Once you are satisfied, put the operator back as it was. The next step would be to alter the code generator to emit the newly optimized code in place of the original. Use the code capture & debug mechanism described above to verify that the generated code is correct.
Experience has shown that the exact same Drill run on a Mac will have radically different performance characteristics over the span of a few days. The reasons are not yet clear. A particular run started at about 6 seconds. Optimizations were done and time dropped. At some point, times started climbing again; despite no code changes. Times grew to 8 then 10, finally 15 seconds. No other programs were using CPU during the runs. Because of this long-term degradation, subtle performance improvements can be masked so that it becomes hard to determine which changes actually improved performance.
One key factor is clearly whether the Mac is on batter or external power.

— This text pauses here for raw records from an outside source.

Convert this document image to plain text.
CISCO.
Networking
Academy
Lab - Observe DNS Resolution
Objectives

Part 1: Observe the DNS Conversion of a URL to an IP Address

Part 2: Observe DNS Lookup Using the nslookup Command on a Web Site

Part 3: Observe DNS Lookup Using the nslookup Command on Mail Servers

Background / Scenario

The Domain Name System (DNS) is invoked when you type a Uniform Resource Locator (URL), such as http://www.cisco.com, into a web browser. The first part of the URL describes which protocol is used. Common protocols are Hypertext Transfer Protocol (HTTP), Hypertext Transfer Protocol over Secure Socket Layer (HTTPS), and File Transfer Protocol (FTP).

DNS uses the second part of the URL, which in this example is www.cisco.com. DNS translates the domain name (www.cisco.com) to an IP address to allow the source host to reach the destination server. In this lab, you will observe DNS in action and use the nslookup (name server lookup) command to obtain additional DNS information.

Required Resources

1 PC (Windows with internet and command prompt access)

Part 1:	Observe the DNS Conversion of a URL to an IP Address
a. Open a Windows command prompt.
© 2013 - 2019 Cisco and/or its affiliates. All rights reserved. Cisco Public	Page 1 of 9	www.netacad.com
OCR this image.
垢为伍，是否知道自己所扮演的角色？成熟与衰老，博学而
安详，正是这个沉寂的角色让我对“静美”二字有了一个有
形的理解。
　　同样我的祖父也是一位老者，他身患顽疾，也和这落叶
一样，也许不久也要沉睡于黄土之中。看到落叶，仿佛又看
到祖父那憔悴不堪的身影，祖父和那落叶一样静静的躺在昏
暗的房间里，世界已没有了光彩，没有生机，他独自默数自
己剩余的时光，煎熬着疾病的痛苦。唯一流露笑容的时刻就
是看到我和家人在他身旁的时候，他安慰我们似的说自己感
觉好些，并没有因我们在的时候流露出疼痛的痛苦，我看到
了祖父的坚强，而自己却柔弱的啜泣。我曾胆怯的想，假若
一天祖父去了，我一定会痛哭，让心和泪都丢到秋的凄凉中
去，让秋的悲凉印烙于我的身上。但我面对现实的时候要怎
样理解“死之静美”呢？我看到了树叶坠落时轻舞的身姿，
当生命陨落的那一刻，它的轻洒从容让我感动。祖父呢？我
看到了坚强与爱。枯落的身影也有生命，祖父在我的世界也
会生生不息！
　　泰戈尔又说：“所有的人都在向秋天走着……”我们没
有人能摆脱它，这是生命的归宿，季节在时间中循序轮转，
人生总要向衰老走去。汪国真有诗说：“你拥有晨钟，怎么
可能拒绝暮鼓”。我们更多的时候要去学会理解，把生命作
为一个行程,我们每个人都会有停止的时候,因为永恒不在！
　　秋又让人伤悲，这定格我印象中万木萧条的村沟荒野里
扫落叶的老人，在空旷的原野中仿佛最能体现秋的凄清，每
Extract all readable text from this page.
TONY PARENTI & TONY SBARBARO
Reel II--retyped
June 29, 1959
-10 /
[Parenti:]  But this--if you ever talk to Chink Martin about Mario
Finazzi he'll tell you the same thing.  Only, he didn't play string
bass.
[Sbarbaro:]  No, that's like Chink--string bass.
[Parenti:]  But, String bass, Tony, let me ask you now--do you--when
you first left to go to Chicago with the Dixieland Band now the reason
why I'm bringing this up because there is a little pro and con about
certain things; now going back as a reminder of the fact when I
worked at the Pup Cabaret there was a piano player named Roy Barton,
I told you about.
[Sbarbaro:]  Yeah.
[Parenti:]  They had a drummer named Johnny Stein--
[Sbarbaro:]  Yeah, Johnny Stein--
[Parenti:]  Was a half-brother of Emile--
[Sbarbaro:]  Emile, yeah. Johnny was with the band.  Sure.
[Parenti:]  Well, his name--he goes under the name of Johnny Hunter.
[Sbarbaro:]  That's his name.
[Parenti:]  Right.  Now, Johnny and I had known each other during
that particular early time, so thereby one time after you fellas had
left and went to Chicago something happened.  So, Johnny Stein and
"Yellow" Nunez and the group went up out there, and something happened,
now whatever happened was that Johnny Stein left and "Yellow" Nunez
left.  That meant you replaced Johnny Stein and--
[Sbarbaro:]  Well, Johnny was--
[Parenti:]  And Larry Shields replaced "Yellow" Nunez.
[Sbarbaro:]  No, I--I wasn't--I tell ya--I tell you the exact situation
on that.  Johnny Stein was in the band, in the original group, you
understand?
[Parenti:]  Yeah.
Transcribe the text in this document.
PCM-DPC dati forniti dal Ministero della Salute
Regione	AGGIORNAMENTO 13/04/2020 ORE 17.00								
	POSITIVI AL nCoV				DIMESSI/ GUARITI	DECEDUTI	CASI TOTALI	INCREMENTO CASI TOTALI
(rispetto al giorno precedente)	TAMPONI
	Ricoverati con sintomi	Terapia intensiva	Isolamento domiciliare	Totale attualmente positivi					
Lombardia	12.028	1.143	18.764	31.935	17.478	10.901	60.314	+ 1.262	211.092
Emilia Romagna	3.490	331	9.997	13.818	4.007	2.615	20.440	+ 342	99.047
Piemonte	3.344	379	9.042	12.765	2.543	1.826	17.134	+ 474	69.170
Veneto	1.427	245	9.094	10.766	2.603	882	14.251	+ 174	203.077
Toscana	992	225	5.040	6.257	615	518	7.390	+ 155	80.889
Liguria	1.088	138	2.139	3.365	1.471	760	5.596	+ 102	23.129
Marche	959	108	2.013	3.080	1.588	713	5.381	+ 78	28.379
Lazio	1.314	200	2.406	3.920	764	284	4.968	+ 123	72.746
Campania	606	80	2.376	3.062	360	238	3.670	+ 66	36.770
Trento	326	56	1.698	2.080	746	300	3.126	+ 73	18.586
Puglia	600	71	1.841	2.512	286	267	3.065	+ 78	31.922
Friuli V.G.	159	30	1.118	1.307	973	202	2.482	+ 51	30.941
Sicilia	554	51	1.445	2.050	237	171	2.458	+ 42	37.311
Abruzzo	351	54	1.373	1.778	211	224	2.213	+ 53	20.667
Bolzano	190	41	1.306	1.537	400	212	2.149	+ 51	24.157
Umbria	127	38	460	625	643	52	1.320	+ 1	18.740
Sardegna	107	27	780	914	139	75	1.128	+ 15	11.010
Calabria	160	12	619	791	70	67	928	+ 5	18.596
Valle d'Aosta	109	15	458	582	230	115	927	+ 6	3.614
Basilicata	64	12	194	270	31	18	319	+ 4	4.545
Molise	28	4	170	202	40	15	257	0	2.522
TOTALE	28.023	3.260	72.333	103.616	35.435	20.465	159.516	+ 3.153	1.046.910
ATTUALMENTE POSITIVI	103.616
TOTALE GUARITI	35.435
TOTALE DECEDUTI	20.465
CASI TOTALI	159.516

After a long period of degradation, a particular run, which started at 6 seconds, took about 12. Removing the power charger caused the average to increase to 16 seconds on battery. Reconnecting the power brought the average down to about 15 seconds.
Some factors that have been ruled out:
- Restart of IDE had no effect.
- Rebuild of Drill using Maven (
mvn clean install -DskipTests
) made no difference. - Restart of the Mac made no difference.
There must be some state within Drill itself causing the shift.